Wiseman, despite not having much experience playing basketball after high school, could serve as a rim protector and a quality rebounder based on his size alone. And with time to bulk up in the NBA, his defensive abilities should only get better. If he can work on a perimeter shot to go along with his size, something previous Warriors bigs lacked, Wiseman could be a perfect fit for the Warriors at second overall.
There are some criticisms surrounding Obi Toppin now that he has entered the NBA Draft, mainly regarding Toppin’s willingness to play defense. And while Toppin’s defending could be a major red flag to most teams at the top of this year’s draft board, the Warriors’ culture could render those concerns obsolete if they decided to snatch him up.
Steve Kerr is one of the best coaches in the NBA at getting players to buy in, no matter what egos he has on his roster. And with the always vocal Draymond Green not afraid to speak his mind, the Warriors might be the best candidate to whip Toppin into shape on the defensive end of the floor.
Offensively, Toppin would be a huge asset for the Warriors as well. He was one of the most efficient scorers in college basketball last season for a Dayton team that looked poised to be named the top overall seed in the canceled NCAA Tournament.
Put alongside the Splash Brothers and Draymond Green, Toppin would certainly have chances to let his offensive game shine as opposing defenders would be busy worrying about the other threats Golden State has on the court.
Anthony Edwards does appear to be the consensus No. 1 overall pick heading into this year’s draft. But, if he were to be passed over by the Minnesota Timberwolves with the top pick, the Warriors might jump at the chance to take the athletic Georgia guard. And while this is not a particularly star-studded draft class, the value of getting a player that many think to be the best available with the second pick would be too much to pass up.

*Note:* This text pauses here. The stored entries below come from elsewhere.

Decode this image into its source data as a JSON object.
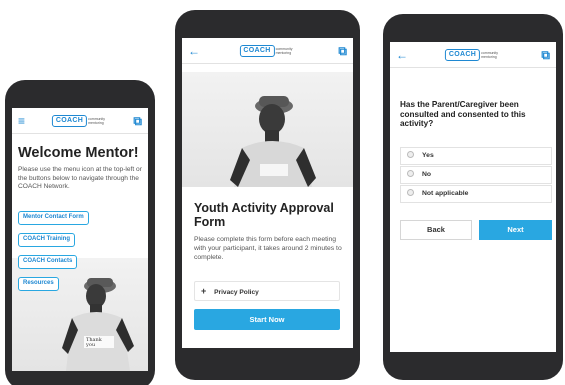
{
  "logo": {
    "name": "COACH",
    "sub": "community mentoring"
  },
  "phone1": {
    "menu_icon": "≡",
    "share_icon": "⧉",
    "title": "Welcome Mentor!",
    "intro": "Please use the menu icon at the top-left or the buttons below to navigate through the COACH Network.",
    "buttons": [
      "Mentor Contact Form",
      "COACH Training",
      "COACH Contacts",
      "Resources"
    ],
    "shirt_text": "Thank you"
  },
  "phone2": {
    "back_icon": "←",
    "share_icon": "⧉",
    "title": "Youth Activity Approval Form",
    "description": "Please complete this form before each meeting with your participant, it takes around 2 minutes to complete.",
    "privacy_label": "Privacy Policy",
    "privacy_icon": "+",
    "start_label": "Start Now"
  },
  "phone3": {
    "back_icon": "←",
    "share_icon": "⧉",
    "question": "Has the Parent/Caregiver been consulted and consented to this activity?",
    "options": [
      "Yes",
      "No",
      "Not applicable"
    ],
    "back_label": "Back",
    "next_label": "Next"
  },
  "colors": {
    "accent": "#29a7e1",
    "brand": "#1e88d2",
    "phone_frame": "#2b2b2d"
  }
}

When looking at the recent history of the Golden State Warriors, it is hard not to see Edwards filling the role of an Andre Iguodala or Harrison Barnes. At 6-foot-5, Edwards has position versatility, as he can play guard, forward or even stretch-four in a small-ball lineup. Edwards had no problem filling up the stat sheet at Georgia, where he averaged over 19 points per game as one of the few bright spots on a mediocre Bulldogs team.
Edwards shot just 29% from distance in his lone season in college, which would need to be improved to fit with the ball movement heavy, three-point focused offensive attack of Golden State. Of course, learning to get better as a shooter from Curry and Thompson could accelerate that growth.